Al-Kadi Abu Bakr ibn Al-Arabi said that the expression of qist is not derived from justice but from share, meaning you may give them a portion of your money to maintain cordial relationship. For justice is a duty toward all whether they were friends or foes. Imam Bukhari and Imam Ahmad reported that Anas bin Malik that a Jewish boy used to serve the Prophet, preparing his ablution and to hand him his shoes. The boy became ill. The Prophet went to visit the boy and he was gravely ill with his father sitting at his head. The Prophet invited him to Islam by telling him to say: There is no God but Allah. The boy looked at his father who kept silent. The Prophet repeated his request and the boy looked at his father again who told him ‘Obey Abo Al-Kasim.’ The boy, just before dying, said ‘I bear witness that no God but Allah and that you are His Messenger.’ The Prophet said ‘Thank Allah for enabling me to save him.’

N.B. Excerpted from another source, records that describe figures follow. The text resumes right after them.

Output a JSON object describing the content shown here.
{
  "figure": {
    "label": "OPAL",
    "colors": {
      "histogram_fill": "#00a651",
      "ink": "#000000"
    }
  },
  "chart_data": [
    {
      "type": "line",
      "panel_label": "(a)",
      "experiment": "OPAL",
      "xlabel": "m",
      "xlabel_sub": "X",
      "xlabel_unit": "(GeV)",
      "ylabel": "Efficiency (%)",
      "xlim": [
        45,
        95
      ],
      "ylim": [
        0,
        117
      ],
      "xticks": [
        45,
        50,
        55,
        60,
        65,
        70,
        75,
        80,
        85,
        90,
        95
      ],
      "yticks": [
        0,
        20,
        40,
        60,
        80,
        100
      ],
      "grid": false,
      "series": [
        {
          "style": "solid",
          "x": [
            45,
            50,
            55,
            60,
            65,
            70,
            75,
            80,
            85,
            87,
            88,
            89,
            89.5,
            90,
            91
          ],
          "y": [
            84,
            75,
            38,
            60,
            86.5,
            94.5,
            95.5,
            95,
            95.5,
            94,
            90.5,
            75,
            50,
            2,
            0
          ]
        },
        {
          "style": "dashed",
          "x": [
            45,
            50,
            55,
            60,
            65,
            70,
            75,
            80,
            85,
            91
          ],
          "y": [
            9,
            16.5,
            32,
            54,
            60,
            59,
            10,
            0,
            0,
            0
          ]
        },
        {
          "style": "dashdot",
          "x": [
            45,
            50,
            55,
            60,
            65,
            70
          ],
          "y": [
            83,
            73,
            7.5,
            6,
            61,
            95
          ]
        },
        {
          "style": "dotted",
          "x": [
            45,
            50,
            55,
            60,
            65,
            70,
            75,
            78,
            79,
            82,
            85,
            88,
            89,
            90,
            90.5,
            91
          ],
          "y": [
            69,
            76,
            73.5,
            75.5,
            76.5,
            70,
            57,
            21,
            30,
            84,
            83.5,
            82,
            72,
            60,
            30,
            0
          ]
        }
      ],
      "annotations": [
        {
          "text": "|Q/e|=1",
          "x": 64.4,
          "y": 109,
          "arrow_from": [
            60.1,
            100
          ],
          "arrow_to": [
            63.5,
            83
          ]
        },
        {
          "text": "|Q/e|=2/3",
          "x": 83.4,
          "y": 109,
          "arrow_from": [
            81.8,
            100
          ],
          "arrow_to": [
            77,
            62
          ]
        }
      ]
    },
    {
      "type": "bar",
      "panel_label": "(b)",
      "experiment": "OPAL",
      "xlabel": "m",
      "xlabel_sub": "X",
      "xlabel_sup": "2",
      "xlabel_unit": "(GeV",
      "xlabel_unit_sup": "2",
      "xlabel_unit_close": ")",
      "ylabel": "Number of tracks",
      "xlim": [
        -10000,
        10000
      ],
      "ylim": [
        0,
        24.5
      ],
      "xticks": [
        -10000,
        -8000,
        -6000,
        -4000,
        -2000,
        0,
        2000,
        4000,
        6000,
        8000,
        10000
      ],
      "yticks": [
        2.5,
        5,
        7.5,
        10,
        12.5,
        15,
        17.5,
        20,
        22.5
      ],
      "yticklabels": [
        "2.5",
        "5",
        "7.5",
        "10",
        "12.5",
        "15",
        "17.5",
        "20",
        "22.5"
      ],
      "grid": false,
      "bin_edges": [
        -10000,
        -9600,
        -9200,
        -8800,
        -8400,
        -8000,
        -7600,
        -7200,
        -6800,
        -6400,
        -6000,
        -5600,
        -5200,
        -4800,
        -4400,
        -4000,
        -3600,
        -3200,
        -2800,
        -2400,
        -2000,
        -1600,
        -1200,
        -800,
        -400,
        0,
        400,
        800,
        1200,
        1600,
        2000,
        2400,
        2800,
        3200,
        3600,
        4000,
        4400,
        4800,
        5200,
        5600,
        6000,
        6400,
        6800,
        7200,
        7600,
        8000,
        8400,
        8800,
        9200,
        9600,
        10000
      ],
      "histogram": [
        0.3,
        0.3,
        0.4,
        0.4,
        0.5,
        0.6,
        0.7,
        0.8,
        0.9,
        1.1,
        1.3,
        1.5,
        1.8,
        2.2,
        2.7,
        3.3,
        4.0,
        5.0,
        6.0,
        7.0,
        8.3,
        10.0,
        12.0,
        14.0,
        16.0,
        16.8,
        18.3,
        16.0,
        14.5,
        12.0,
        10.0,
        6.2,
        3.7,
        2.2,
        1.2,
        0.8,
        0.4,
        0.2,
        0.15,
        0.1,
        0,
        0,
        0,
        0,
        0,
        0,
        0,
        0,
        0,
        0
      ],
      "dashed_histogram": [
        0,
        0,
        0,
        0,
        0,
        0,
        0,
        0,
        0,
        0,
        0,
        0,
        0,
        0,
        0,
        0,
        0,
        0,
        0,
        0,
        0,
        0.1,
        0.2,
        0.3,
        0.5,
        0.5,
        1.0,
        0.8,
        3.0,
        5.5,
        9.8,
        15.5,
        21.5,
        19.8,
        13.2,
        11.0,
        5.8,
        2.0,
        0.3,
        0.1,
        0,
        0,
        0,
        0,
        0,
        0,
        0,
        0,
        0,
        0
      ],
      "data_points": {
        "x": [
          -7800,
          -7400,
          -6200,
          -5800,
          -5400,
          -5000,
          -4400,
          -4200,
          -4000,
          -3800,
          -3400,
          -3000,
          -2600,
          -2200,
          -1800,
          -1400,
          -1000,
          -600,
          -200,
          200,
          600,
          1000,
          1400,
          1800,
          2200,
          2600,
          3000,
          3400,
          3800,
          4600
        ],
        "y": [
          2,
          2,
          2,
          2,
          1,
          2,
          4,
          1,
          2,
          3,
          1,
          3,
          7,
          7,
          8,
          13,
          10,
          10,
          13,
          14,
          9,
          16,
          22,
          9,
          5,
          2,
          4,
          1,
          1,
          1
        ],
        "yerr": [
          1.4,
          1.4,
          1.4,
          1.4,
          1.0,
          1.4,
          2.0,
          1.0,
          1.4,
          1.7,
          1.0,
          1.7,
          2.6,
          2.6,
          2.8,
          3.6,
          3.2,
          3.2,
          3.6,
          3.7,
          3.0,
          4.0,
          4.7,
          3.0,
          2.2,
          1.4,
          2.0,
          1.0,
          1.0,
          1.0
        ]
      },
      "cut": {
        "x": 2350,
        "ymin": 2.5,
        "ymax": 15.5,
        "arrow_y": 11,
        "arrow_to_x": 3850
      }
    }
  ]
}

Hafiz Ibn Hajar said that this Hadith indicates many rules; that Muslims are allowed to employ non-Muslims, to visit them while sick. It also directs us to maintain cordiality. It allows the employment of the youth, to offer them Islam if they were mature to make a choice, and to accept their conversion if they embraced Islam.

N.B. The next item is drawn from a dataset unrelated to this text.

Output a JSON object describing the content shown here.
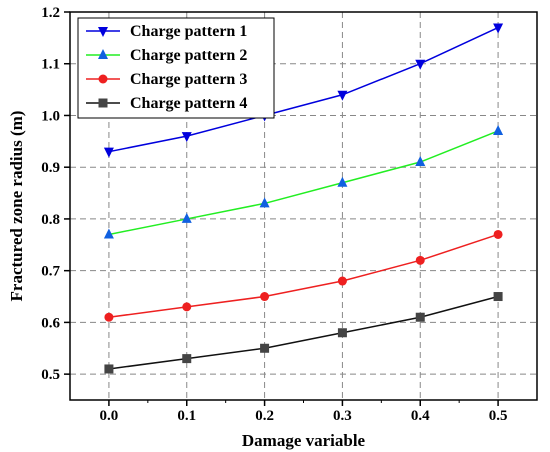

Hafiz Al-Badr Al-Aini said this Hadith indicted the consent to visit ill non-Muslims especially if they were neighbours since it demonstrated the kindness of Islam and may encourage them to embrace it. The Hadith also allows the employment of non-Muslims and the coridality to them. It also consent employing the youth.

You may console non-Muslims on mourning using appropriate expressions. Imam Al-Kadi Abo Yosuf said, in the end of his book Al-Kharaj, that he asked Abo Hanifa about how to console a Jew or a Christian who lost a child or relative. Abo Hanifa said to say ‘Allah decreed death for all His creations. We ask Allah to make death the best fate to wait for. We all belong to Allah and to Him we all shall return. Be patient and endure this calamity.

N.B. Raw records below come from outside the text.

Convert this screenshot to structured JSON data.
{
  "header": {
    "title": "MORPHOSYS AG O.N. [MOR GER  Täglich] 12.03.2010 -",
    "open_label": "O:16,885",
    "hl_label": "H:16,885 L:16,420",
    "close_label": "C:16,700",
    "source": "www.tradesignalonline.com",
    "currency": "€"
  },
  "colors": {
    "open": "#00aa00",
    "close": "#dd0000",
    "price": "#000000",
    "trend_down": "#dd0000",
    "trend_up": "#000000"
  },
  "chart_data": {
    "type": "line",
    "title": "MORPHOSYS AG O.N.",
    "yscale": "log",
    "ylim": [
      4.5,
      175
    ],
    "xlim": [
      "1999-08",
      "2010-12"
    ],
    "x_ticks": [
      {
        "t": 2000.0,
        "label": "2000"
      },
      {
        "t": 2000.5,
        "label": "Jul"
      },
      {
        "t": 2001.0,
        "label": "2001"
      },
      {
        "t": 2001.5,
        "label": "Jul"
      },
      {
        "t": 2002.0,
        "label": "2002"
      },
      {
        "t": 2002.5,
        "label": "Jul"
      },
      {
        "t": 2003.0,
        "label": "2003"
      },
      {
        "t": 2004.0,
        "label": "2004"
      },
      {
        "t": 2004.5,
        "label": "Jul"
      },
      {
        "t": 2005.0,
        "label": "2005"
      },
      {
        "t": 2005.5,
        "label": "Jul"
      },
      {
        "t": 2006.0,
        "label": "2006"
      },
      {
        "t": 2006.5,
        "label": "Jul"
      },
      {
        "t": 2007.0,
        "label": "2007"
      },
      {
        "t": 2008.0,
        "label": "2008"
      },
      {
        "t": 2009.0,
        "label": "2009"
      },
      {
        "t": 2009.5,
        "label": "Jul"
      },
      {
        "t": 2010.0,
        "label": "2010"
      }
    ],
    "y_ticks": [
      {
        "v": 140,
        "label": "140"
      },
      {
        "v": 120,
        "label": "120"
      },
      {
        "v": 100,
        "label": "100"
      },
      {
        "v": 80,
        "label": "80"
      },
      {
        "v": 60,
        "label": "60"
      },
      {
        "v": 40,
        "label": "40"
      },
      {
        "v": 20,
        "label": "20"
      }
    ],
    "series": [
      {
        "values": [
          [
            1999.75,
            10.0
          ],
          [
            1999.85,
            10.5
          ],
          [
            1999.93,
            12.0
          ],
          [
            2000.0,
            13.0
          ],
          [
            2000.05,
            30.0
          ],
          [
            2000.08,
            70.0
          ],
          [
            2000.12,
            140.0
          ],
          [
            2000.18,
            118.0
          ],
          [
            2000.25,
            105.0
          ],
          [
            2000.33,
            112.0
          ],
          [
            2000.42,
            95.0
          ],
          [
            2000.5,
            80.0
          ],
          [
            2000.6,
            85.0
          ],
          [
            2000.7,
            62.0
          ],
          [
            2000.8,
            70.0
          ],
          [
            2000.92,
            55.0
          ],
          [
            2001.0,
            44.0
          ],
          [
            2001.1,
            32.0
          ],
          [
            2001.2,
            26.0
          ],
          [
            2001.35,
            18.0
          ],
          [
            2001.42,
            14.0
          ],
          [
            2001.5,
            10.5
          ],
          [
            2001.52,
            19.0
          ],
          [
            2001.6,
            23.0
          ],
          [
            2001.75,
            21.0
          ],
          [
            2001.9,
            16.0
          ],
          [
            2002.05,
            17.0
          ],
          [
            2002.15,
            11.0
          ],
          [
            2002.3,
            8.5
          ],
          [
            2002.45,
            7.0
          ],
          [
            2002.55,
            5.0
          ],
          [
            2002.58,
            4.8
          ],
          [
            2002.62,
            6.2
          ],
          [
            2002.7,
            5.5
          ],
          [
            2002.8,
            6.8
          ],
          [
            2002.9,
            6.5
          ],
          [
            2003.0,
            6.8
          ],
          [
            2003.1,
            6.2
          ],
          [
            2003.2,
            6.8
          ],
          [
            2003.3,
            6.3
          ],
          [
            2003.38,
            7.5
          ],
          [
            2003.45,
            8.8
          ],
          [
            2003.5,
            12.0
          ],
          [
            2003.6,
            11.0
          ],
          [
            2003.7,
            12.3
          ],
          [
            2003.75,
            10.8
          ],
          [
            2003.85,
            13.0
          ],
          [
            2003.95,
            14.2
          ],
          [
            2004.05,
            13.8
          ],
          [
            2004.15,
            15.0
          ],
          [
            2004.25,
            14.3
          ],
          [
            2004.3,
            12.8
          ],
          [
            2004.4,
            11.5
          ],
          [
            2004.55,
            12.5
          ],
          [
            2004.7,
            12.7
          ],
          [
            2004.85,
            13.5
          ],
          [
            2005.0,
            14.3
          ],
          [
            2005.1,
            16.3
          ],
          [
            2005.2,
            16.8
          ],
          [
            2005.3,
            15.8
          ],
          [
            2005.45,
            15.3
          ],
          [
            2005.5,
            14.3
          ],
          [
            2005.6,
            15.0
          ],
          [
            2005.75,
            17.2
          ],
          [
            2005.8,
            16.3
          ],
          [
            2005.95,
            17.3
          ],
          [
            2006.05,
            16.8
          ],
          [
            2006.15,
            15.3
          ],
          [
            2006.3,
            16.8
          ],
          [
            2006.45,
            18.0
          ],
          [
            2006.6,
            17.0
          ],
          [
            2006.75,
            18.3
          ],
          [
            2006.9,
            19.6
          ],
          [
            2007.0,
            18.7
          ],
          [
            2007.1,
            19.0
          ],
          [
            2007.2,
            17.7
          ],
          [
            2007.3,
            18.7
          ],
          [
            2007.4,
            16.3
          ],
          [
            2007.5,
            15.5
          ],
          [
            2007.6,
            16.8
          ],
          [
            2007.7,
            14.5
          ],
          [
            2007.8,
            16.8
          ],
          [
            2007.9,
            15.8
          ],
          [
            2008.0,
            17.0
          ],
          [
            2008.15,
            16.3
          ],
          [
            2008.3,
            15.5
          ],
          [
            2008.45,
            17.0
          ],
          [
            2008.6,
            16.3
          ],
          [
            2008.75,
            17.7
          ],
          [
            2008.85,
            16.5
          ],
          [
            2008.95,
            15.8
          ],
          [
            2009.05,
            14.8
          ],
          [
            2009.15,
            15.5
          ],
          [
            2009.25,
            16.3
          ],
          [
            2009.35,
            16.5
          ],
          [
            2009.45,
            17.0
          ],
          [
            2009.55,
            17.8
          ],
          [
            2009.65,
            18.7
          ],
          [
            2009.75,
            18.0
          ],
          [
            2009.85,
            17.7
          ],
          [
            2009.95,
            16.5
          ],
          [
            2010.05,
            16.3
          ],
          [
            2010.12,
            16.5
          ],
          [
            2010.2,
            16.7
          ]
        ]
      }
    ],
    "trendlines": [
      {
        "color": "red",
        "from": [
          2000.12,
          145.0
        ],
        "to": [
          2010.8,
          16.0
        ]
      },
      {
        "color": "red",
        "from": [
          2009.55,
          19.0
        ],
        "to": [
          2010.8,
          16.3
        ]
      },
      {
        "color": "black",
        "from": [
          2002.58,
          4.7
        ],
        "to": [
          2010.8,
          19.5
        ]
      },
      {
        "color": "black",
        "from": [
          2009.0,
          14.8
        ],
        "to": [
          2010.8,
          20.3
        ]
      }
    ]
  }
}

Abo Yosuf said we learned that a Christian who used to attend the lectures of Al-Hasan Al-Basri died. Al-Hasan went to console his brother. He said: May Allah reward you for this calamity as He reward your fellows. May Allah bless our death and make it the best fate to wait for. Be patient against the misfortunes. You may say these kind words and remind them of death as the inescapable fate with which we can do nothing about but acceptance and patience.

Imam Ibn A’bdin in his book Rad Al-Muhtar that the Shaf’ee said: You may console Muslims when at the death of a non-Muslim relative. On such occasion you may say: May Allah increase your rewards and patience. You may console non-Muslims on the loss of a Muslim relative. On such occasions you may say: May Allah forgive your deceased and give best condolence.